A Agência Nacional de Vigilância Sanitária (Anvisa) anunciou novas medidas para reforçar o controle sanitário de medicamentos injetáveis agonistas do receptor GLP-1, conhecidos como canetas emagrecedoras. A iniciativa busca combater irregularidades na importação de insumos e na manipulação de substâncias como semaglutida, tirzepatida e liraglutida.
De acordo com a agência, há inconsistências entre o volume de insumos importados e a demanda real do mercado. Apenas no segundo semestre de 2025, foram importados 130 quilos de insumos, quantidade suficiente para produzir cerca de 25 milhões de doses. Em 2026, 11 inspeções realizadas resultaram na interdição de oito empresas por falhas técnicas e ausência de controle de qualidade.
O diretor-presidente da Anvisa, Leandro Safatle, destacou que o objetivo não é proibir a manipulação, mas garantir segurança, qualidade e eficácia dos produtos. A agência também observa aumento de eventos adversos e do uso off label, especialmente para emagrecimento sem indicação clínica. Em fevereiro, já havia sido emitido alerta sobre risco de pancreatite associado ao uso desses medicamentos.
Riscos identificados
- Produção sem demanda individualizada (sem receita específica)
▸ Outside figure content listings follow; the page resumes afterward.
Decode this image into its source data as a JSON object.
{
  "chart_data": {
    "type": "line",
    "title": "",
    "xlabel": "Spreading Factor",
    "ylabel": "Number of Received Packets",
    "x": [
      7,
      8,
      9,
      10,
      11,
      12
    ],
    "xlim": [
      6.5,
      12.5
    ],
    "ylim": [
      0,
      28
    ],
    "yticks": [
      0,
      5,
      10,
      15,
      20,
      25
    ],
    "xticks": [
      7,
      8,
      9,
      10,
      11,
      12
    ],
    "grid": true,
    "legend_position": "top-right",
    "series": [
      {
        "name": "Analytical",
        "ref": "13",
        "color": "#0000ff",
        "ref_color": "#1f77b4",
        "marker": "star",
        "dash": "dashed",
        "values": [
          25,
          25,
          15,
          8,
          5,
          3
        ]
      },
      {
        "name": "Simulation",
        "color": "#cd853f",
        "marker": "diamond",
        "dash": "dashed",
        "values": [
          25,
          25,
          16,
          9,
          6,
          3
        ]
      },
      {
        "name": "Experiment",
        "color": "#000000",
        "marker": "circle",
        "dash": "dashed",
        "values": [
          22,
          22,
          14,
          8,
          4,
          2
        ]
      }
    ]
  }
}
- Falhas na esterilização de produtos injetáveis
- Deficiências no controle de qualidade
- Uso de insumos sem origem ou composição identificada
- Comercialização e divulgação de produtos sem registro
Plano de ação
O plano da Anvisa está estruturado em seis eixos estratégicos:
- Aprimoramento regulatório, com revisão de normas e exigências de rastreabilidade e qualidade
- Intensificação da fiscalização em farmácias, importadoras e clínicas
- Monitoramento de eventos adversos por meio do sistema VigiMed
- Cooperação com entidades nacionais e agências internacionais
- Priorização da análise de novos registros (17 pedidos em andamento)
- Ampliação da comunicação com a população sobre riscos e uso correto
A agência também estuda a atualização da RDC 67/2007, que regula as boas práticas em farmácias de manipulação, além de discutir novas diretrizes em reunião da diretoria colegiada prevista para o dia 15.
Segundo a Anvisa, o avanço no consumo desses medicamentos representa um desafio regulatório global, exigindo ações coordenadas para evitar riscos à saúde pública e garantir o uso seguro dos produtos.